Star Trek: The Motion Picture (1979)

Director: Robert Wise

Notable Cast: William Shatner, Leonard Nimoy, DeForest Kelley, Stephen Collins, Persis Khambatta, James Doohan, Walter Koenig, Nichelle Nichols, George Takei

With the third Star Trek reboot film on the way, it was requested that we cover the original film series for review. It has been a good ten years since my last Star Trek marathon, so the timing seemed right to revisit them and take a gander at a series that has been part of my life since, well, essentially birth. To be honest, I wasn’t looking forward to reviewing the first film of the franchise, aptly called Star Trek: The Motion Picture, because it was never a film that interested me outside of kick starting the franchise again. Now I remember why I disliked the film so much. It’s a mediocre episode of the show elongated with needlessly artsy elements that desperately wants to be a theatrical movie going experience without the writing or pacing to make it a positive experience. The film is certainly one with its own positive features, but Star Trek: The Motion Picture is a boring and dragging cinematic experience that almost completely misses the mark.

When an space cloud/ship anomaly is discovered on a path straight for Earth, Admiral Kirk (Shatner) takes back control of the Enterprise from its latest Captain (Collins) to set a course for intercept. With his old crew rejoining him, including Bones (Kelley) and science officer Spock (Nimoy), they will uncover something never seen before in the universe - an entity called V’Ger that will shake the foundations of what they know to be human.

"Look at our new fancy muted color uniforms, they are bland like this movie!"
The original Star Trek series was known for its fun adventure stories littered with charismatic characters and social commentary. Star Trek: The Motion Picture essentially abandons all of those things in an attempt to create a cinematic experience in line with the recently hailed 2001: A Space Odyssey. While the time period that stretched from the end of the series to this first movie was lengthy and the times had definitely changed, the reason why the series earned such a cult status was for its fun and slyly smart approach to its stories. It’s the shift away from this ideology that has left so many fans and critics so cold to this film and why it remains one that certainly doesn’t get a lot of love.

It’s not that the film doesn’t deserve some credit for its positive elements. The score is phenomenal, adding at least some life to its horrendously long shots of the Enterprise moving through space, and the visuals are strong from director Robert Wise who truly tries to make this film a motion picture experience for its audience. Even the special effects hold up remarkably well for its time and for that I have to give the film some credit because it creates enough of a visual experience to prevent me from punching my television out of sheer boredom.

Which brings me to the main issue that plagues Star Trek: The Motion Picture. This movie moves at a snail’s pace and proceeds to add in the amount of plot progressions and character depth that a mediocre episode of the TV series would have had. For a movie that’s well over two hours, they take their fuckin’ time doing anything in the film.
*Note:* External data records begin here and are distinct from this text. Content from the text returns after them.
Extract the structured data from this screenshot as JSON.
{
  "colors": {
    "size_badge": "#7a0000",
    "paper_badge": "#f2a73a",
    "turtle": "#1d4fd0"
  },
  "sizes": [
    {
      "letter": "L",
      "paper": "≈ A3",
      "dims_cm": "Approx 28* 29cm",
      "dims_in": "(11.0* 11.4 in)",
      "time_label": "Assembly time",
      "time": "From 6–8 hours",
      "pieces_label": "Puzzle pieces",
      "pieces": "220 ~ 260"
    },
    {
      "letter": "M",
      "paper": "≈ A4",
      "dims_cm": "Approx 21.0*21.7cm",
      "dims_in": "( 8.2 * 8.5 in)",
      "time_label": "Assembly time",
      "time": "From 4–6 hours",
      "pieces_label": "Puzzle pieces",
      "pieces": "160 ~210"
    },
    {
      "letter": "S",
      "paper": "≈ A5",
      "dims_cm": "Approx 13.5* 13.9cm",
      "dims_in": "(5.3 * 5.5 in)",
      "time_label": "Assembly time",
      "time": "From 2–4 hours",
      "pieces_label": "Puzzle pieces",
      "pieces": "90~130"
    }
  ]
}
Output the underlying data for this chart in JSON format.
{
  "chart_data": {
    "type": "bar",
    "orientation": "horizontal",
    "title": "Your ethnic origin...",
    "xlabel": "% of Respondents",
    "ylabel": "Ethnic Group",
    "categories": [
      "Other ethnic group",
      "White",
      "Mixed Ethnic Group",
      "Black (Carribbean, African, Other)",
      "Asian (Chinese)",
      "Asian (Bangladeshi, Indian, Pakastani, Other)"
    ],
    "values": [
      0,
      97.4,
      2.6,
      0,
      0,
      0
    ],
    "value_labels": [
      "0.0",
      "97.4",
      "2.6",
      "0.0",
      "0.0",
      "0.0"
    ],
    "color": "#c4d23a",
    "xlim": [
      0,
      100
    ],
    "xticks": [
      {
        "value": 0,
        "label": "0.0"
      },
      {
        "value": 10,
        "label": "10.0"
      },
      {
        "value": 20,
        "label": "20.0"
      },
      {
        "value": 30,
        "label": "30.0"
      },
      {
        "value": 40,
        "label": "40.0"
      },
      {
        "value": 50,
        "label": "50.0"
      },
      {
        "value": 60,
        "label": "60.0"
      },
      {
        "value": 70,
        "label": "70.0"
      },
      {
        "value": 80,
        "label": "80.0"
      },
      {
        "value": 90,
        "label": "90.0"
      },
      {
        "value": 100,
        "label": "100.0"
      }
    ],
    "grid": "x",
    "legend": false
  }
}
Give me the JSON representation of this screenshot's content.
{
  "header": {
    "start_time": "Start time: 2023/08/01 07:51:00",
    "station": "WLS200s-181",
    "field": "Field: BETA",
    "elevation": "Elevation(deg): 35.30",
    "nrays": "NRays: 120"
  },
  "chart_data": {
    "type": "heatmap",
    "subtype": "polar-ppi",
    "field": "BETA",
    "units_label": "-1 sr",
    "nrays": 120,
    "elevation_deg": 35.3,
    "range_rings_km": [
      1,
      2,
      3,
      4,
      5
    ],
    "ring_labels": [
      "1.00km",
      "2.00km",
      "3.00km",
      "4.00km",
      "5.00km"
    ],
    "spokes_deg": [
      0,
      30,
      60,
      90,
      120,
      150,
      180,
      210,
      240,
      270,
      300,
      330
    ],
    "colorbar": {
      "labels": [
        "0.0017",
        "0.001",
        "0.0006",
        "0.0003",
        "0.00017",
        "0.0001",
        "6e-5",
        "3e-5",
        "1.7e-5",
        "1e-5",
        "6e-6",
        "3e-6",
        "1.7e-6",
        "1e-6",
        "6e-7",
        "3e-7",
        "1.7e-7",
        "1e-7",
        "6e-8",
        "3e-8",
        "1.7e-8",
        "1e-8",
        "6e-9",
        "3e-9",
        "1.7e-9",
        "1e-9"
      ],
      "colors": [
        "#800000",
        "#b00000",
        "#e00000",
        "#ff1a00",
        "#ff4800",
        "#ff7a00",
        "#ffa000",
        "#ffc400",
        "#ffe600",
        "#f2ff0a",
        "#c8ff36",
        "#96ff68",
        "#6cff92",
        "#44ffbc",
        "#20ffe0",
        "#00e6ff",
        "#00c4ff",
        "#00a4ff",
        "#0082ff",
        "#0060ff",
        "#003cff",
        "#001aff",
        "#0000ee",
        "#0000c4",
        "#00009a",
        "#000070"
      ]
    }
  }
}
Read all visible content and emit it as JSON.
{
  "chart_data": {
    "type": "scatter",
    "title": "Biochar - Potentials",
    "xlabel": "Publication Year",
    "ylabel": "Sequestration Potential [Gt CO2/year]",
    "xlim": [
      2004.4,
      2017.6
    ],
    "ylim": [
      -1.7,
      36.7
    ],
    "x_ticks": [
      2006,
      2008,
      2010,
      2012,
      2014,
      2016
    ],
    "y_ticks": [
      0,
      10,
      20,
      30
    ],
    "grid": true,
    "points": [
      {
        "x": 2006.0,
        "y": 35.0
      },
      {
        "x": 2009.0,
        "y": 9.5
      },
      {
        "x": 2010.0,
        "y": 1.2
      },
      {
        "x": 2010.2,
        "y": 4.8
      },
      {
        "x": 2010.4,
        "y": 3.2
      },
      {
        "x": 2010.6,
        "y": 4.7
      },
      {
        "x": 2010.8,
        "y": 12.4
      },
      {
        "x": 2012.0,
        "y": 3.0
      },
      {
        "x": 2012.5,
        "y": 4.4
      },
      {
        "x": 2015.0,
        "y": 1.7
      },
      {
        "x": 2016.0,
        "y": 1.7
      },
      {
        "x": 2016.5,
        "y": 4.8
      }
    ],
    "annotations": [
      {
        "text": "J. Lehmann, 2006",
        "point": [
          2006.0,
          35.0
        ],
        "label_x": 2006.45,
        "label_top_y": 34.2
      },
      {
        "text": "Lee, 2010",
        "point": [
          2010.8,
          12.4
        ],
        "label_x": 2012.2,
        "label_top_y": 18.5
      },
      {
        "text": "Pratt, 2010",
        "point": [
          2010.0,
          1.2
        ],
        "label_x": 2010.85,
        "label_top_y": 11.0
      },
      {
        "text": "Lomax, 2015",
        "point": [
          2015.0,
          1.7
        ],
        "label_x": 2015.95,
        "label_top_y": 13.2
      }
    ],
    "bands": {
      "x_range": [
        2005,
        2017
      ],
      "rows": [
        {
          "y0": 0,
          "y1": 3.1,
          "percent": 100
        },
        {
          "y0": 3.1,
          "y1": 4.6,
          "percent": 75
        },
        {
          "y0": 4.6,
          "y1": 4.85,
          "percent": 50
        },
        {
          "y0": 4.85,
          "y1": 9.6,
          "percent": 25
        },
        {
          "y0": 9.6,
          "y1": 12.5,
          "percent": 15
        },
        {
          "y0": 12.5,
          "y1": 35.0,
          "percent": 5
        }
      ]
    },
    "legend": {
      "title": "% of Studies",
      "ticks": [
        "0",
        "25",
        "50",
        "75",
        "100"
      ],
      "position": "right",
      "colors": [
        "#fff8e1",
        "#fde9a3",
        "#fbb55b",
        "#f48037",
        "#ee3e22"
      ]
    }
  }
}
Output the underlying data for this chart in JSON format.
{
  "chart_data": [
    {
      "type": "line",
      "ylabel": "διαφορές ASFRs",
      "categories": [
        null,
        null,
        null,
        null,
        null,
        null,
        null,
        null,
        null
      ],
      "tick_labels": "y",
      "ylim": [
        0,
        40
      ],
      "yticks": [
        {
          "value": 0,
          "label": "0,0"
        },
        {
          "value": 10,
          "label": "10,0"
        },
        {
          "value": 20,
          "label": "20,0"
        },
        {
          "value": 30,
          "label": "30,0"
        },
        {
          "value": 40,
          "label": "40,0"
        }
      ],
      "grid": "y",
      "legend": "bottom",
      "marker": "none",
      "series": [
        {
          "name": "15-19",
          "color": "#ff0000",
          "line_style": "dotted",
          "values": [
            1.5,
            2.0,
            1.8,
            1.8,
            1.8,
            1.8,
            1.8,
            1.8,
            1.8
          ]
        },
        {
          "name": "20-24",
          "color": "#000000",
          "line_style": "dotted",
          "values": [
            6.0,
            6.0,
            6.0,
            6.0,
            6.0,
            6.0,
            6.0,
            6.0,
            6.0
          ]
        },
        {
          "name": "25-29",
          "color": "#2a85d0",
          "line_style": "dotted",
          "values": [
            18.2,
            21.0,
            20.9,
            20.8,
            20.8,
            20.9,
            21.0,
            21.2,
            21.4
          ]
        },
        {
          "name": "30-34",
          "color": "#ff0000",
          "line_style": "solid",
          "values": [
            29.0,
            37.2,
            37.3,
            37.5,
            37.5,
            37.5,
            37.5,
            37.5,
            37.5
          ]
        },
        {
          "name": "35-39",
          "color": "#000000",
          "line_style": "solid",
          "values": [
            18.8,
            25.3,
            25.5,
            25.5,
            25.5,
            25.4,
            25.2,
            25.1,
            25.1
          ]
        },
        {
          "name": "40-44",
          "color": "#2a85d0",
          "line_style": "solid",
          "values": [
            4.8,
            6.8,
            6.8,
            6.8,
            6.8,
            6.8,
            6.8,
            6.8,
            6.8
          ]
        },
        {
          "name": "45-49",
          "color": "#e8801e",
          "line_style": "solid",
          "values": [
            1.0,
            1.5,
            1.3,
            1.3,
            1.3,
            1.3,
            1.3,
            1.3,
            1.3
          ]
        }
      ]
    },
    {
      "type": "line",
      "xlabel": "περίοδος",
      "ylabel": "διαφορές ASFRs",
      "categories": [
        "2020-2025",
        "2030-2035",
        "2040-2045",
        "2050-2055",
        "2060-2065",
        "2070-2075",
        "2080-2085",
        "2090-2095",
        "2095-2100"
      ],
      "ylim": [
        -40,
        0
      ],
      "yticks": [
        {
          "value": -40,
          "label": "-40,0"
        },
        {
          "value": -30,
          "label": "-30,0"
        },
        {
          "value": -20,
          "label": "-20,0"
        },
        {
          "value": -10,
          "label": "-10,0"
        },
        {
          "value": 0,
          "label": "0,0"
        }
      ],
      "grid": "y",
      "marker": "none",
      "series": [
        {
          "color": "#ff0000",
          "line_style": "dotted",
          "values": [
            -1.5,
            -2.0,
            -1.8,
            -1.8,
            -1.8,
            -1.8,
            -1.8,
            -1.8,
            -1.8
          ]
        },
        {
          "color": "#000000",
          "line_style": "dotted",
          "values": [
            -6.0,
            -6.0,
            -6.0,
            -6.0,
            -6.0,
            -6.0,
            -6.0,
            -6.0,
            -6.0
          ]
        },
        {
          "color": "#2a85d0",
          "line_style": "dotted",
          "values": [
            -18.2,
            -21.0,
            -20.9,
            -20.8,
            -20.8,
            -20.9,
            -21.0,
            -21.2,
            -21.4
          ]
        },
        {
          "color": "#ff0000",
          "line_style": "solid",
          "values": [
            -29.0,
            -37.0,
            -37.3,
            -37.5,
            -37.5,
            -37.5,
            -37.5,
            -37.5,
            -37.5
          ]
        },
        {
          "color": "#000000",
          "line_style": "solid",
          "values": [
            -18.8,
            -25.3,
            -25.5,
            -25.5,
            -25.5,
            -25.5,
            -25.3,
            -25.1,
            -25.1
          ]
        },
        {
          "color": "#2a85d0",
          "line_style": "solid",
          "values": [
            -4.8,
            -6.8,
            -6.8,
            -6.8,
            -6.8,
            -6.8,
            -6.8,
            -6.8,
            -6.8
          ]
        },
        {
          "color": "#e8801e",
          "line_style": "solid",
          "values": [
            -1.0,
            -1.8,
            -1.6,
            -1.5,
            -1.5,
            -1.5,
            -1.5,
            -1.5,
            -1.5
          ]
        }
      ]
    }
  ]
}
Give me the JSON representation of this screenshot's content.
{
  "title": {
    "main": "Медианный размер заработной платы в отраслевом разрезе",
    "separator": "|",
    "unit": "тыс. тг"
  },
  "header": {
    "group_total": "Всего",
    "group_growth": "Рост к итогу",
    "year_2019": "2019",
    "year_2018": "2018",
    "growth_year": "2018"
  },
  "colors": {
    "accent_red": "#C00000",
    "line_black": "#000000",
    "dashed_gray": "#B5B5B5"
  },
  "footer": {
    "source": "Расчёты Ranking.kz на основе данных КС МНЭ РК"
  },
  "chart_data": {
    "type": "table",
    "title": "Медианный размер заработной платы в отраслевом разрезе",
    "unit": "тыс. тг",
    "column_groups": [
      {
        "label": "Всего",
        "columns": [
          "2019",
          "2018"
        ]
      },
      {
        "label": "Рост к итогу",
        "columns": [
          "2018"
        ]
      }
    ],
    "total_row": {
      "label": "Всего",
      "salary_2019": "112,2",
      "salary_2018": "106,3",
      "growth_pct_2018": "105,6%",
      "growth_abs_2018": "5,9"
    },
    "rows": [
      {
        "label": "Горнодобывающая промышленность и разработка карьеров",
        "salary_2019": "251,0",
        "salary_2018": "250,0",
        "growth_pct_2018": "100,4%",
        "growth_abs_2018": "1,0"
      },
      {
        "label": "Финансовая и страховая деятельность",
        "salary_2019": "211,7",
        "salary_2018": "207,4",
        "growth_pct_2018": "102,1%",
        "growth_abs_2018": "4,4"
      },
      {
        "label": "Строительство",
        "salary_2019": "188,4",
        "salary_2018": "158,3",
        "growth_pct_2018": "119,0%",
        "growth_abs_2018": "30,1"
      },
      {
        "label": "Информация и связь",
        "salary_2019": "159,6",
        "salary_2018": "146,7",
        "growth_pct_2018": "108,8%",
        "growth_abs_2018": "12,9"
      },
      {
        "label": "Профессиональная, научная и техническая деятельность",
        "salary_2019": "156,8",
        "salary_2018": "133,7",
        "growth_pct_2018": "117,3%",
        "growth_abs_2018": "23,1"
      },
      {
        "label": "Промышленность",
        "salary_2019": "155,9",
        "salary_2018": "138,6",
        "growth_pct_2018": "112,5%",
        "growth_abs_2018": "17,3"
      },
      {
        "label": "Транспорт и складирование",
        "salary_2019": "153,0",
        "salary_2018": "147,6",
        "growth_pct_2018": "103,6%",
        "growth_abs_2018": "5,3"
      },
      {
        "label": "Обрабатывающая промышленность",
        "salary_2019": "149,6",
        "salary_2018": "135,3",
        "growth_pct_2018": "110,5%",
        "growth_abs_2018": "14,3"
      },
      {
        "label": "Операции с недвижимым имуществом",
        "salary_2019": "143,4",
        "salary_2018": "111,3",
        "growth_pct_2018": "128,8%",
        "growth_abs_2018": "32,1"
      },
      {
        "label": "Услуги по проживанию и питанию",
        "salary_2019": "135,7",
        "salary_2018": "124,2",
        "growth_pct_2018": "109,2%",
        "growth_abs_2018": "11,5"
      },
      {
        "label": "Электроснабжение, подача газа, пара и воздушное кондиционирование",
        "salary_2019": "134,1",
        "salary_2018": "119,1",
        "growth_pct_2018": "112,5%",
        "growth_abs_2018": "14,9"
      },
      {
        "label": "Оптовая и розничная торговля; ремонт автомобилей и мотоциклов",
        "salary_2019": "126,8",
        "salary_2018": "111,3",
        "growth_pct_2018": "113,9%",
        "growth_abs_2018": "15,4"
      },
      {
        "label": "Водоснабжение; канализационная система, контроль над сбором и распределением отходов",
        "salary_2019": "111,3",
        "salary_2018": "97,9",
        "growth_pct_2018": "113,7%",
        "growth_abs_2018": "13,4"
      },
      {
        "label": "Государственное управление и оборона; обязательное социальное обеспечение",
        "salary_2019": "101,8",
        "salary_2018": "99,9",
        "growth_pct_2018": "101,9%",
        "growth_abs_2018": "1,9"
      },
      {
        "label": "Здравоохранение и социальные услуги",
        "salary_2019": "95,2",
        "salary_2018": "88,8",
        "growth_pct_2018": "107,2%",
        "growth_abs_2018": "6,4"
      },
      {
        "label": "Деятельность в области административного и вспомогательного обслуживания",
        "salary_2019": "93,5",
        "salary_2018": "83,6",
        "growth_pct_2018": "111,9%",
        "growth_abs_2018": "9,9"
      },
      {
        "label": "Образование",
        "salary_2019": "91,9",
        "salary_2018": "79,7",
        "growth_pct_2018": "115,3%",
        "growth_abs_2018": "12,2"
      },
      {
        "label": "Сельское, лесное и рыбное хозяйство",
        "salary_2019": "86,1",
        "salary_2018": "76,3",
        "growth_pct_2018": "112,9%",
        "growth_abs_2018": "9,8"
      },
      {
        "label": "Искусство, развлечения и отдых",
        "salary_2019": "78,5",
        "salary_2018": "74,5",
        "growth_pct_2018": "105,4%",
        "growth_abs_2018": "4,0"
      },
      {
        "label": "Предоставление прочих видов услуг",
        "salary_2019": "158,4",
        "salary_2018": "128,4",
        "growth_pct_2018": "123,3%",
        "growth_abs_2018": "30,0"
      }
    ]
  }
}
Shots of the Enterprise as Kirk and Scotty take a shuttle ride to the ship bore to tears and a latter sequence where the ship enters the “field” of the foreign mass seem to last years instead of minutes. Look, more random space texture! Goody! As if to make matters worse, the film seems to rush the rest of the script when it comes to character development. Potentially strong interactions between Kirk and Decker are shoved aside after a half hour, Bones is essentially brought in to give nonsensical quips, and the charisma of the cast seems to be as void and slow as the space that the Enterprise meanders across. Even the theme of the film, which seems to be focused on the human quality of needing something illogical to feel complete, is barely explored and often muddled in the narrative leaving a lot of potentially smart dialogue and writing stuck in an airlock. The few action-y tidbits that happen are more or less focused on visual experience rather than a tension or excitement. A worm hole issue with the warp drive actually blurs colors onscreen and then puts the cast in slow motion. Slow motion. As if this film needed that to extend its already lengthy feel.

Desolate expanse. Like the plotting.
At times, I want to respect what Star Trek: The Motion Picture attempts to do to reinvent the franchise for the theatrical audience. However, it’s almost like the film specifically targeted fun sequences and thoughtful writing for extermination when it decided to take a more artful approach to its story. There are a handful of people out there I know that will defend this film, but rewatching it for this recent marathon has only solidified my distaste for what this film is.